The most celebrated graphic novel (comic-book mini-series) of all time has now been brought to the screen and fans have no reason to be disappointed with the translation.
Warning - spoilers!
It's been almost a decade since I read Watchmen, so watching the movie really was like experiencing the amazing story for the first time.
Set in an alternate 1985, Richard Nixon is enjoying his third term as President of the USA, the Cold War with the USSR is the major preoccupation of Americans and the glory days of costumed vigilantes have been brought to a close by a government crackdown leaving super heroes like the Watchmen on the fringe or in retirement.
It is the demise of a 1940s-era super hero, the Comedian, which leads the ink-blot, mask-wearing Watchmen named Rorschach to investigate who might be murdering former costumed crime fighters. The inquiry brings several of the old Watchmen back together as they are slowly convinced by Rorschach that this is a matter worth pursuing.
However, it is the existence of former Watchmen member Dr Manhattan, a human atomic bomb, which creates the film's greatest intrigue and links the seemingly unbelievable world of super heroes with the all too believable world of Cold War-era international tension.
Dr Manhattan is the USA's one certain defence against any USSR nuclear aggression. The result of a nuclear experiment gone wrong (which bears more than a resemblance to the Incredible Hulk's origin story) Dr Manhattan is a scientist who has now obtained the power to control all matter, thereby averting any incoming attack, the ability to see the past and the future and the ability to change his form and teleport.
Although Dr Manhattan is one of the 'good guys', his accident has done more than merely transform him physically. His quasi-omniscience and the ability to experience the passage of time objectively rather than relatively (as all living beings do) give him a God-like perspective on humanity and their history. However, Dr Manhattan unwittingly becomes the patsy in a plot by an evil genius. The villain uses Dr Manhattan's powers in a way that cause him to become a destructive rather than a protective force. The USA and USSR now see that their greatest enemy is not in fact each other, but Dr Manhattan, thereby uniting them and creating 'world peace'.
When the Watchmen realise that such a horrendous act has been committed to manufacture world peace, only one member of the group is willing to cry 'foul' and he is quickly neutralised. That the other Watchmen are complicit in a lie that aims at peace is sad. It is certainly an indictment on so much of the human race that we often need a common enemy to unite us. In wartime Germany it was the Jews. In Sydney several years ago it was people of Middle Eastern descent. In Ancient Rome it was, for a long time, the Christians.

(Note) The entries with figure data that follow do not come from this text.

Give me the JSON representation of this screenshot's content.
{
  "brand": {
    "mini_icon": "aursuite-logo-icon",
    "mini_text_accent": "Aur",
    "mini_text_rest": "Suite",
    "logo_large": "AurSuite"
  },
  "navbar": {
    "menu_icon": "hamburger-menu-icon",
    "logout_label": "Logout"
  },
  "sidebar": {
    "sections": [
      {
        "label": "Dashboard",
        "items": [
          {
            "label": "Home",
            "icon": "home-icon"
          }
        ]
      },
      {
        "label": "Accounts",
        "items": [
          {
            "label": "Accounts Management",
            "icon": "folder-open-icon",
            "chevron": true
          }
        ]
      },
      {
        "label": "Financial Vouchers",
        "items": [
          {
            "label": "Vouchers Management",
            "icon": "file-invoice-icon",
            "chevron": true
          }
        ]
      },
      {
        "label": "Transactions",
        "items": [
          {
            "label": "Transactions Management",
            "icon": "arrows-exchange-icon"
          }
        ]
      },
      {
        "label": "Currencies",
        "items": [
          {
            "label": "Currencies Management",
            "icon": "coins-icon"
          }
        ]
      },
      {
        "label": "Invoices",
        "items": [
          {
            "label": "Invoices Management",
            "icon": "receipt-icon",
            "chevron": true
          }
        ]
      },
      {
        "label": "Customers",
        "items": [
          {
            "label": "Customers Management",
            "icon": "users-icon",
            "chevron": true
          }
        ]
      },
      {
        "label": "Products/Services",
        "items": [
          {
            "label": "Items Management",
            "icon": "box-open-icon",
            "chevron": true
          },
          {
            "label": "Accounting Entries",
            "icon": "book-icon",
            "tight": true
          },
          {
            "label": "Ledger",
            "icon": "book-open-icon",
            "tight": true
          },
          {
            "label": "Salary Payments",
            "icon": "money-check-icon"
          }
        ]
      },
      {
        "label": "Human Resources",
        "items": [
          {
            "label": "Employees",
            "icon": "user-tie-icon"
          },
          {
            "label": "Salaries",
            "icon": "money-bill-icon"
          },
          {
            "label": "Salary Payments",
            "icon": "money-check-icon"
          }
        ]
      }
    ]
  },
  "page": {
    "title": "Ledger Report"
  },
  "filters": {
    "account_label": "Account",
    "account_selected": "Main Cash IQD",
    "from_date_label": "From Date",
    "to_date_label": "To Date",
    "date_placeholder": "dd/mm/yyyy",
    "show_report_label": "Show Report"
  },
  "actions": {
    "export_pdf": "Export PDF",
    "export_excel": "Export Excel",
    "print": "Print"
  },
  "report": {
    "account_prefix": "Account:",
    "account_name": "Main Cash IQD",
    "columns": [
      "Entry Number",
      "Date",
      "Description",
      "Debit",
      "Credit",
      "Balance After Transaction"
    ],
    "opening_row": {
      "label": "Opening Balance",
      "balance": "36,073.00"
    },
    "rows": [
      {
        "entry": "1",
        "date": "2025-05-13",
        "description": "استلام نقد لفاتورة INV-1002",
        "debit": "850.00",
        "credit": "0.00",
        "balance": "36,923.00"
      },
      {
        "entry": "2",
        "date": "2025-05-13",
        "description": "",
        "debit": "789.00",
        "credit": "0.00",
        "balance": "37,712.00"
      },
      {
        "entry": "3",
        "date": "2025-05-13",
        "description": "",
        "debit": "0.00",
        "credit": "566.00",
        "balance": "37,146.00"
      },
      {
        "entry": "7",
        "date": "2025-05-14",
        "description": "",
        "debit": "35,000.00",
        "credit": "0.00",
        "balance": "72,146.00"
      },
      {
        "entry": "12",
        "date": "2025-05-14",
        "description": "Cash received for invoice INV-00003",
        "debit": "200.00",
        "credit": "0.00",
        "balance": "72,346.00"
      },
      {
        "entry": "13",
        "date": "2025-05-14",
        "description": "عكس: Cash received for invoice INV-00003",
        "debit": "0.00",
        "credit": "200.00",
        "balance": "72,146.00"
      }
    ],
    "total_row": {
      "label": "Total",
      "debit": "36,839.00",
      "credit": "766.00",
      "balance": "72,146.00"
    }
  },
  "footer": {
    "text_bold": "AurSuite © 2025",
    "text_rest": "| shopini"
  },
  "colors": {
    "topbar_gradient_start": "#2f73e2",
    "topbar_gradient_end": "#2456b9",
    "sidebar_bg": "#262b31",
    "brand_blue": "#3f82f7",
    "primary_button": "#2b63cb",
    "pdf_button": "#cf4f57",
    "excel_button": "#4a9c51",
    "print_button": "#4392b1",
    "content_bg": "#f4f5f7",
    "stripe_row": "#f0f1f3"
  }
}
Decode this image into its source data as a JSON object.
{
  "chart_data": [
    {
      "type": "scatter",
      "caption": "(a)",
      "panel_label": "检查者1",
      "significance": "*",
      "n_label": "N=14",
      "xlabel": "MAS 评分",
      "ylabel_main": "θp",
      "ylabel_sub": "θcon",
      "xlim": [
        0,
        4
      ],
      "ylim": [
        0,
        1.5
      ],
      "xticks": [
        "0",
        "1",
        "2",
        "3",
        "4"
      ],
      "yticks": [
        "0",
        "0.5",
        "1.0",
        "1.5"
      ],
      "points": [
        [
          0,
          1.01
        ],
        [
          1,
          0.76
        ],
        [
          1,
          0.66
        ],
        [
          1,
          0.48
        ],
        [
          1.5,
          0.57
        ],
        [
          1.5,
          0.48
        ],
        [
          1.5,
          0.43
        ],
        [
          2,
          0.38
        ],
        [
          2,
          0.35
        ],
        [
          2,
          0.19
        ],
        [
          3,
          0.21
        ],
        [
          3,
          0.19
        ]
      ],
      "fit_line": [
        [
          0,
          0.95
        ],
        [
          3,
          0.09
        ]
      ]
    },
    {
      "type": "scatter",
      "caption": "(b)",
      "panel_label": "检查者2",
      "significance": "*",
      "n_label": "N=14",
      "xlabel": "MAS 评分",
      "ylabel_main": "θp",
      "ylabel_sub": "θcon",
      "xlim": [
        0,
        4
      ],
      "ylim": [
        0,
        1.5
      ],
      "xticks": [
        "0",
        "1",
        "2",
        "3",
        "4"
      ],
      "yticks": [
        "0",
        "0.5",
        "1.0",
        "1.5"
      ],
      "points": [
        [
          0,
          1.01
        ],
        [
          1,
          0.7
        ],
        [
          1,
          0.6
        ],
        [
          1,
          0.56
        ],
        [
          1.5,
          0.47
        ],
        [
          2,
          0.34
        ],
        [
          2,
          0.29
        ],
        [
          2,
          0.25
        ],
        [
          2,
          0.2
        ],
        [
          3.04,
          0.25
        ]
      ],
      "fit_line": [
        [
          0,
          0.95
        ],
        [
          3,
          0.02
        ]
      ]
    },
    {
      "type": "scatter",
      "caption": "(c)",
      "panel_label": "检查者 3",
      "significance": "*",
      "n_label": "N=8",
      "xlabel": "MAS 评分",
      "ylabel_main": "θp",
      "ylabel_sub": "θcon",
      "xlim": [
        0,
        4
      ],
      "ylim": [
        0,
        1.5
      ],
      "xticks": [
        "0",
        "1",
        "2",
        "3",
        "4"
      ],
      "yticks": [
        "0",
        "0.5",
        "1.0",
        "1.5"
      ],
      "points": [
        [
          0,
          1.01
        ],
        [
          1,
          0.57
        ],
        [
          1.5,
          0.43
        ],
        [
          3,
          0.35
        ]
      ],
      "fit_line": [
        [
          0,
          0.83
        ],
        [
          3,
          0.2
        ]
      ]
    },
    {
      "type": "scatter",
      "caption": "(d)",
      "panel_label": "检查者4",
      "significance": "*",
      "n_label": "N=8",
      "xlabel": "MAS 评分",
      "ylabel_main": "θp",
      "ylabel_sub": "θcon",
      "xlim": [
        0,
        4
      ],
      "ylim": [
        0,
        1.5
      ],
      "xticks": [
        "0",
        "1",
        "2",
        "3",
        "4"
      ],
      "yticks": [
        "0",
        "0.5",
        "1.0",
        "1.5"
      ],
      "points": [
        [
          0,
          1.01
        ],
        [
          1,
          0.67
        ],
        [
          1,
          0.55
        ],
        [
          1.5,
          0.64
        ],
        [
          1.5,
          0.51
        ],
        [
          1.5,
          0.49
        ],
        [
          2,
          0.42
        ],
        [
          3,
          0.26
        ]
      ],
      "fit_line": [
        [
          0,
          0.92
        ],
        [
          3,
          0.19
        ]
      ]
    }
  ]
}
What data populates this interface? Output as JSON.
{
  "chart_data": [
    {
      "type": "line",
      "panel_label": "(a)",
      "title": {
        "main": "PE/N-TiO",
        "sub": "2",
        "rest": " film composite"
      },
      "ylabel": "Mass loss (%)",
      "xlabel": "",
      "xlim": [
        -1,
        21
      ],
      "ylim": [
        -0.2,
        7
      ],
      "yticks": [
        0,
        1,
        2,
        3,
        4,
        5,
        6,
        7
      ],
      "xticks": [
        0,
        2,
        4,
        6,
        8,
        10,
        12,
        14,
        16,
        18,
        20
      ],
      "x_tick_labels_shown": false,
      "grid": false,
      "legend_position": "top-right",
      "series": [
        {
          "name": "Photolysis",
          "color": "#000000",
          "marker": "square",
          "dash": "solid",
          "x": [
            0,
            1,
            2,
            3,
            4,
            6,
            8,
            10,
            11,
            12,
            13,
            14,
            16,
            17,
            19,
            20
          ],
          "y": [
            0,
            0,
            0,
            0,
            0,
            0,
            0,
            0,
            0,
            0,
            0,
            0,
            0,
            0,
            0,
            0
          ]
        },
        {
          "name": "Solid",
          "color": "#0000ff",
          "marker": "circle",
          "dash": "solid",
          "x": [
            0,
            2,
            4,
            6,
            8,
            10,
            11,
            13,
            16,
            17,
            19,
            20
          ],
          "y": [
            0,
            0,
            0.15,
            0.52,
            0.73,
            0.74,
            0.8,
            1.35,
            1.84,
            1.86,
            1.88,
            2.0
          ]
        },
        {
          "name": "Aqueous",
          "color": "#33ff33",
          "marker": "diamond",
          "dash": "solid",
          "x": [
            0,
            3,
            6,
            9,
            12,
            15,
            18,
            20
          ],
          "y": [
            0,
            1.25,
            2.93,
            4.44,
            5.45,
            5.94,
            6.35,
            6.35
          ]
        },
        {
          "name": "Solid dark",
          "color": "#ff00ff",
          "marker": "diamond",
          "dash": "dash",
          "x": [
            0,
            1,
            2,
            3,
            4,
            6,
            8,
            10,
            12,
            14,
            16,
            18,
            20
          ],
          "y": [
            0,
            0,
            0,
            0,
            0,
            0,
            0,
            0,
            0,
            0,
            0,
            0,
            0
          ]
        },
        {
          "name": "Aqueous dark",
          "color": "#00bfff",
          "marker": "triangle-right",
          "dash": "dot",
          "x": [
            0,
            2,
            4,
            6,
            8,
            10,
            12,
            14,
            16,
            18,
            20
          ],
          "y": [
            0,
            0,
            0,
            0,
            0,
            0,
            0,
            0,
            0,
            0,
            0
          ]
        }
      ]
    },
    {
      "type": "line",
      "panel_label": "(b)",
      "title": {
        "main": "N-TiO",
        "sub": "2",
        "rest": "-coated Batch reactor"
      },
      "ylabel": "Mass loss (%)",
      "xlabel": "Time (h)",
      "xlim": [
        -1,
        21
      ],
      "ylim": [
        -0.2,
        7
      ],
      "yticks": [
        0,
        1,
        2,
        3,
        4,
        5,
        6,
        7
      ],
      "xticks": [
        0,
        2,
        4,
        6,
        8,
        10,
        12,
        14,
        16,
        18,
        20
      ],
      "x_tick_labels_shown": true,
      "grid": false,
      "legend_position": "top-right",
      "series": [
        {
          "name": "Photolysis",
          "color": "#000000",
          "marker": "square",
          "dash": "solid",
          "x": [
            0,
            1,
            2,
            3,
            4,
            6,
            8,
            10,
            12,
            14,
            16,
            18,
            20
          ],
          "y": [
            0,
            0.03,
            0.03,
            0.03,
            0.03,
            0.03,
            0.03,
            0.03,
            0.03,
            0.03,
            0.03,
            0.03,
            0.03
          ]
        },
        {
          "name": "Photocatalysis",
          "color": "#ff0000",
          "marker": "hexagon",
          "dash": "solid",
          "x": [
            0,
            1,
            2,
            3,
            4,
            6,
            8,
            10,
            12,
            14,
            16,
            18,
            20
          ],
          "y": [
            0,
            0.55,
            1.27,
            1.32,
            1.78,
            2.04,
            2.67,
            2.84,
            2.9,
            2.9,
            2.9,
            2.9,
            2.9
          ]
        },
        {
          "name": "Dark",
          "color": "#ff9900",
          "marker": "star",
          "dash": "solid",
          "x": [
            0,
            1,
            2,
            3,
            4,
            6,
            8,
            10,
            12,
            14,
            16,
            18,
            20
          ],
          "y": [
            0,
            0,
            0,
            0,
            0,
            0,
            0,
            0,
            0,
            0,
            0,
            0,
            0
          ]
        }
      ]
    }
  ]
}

Thankfully, humanity has a God who uses the truth to bring about peace. And it is God himself who came in flesh to bear the punishment that would cement this peace. As Jesus says in John 8:31-32:
“If you hold to my teaching, you are really my disciples. Then you will know the truth, and the truth will set you free".
We do not need a lie to fool us into being better people. We need the truth to become the people God crated us to be.
Watchmen is an incredible parable about the nature of humanity giving insights into what drives people at both the most public and most intimate levels. It is at times unflinchingly violent (the film is, after all, directed by Zack Snyder known for The Dawn of the Dead and 300). It is occasionally sexually explicit, including an attempted rape, and Dr Manhattan spends about half his screen time without any clothes on which means you spend a fair amount of time staring at a naked blue guy.
However, if your conscience enables you to stomach a handful of these moments on the big screen you will experience a film that will leave you talking for a long time.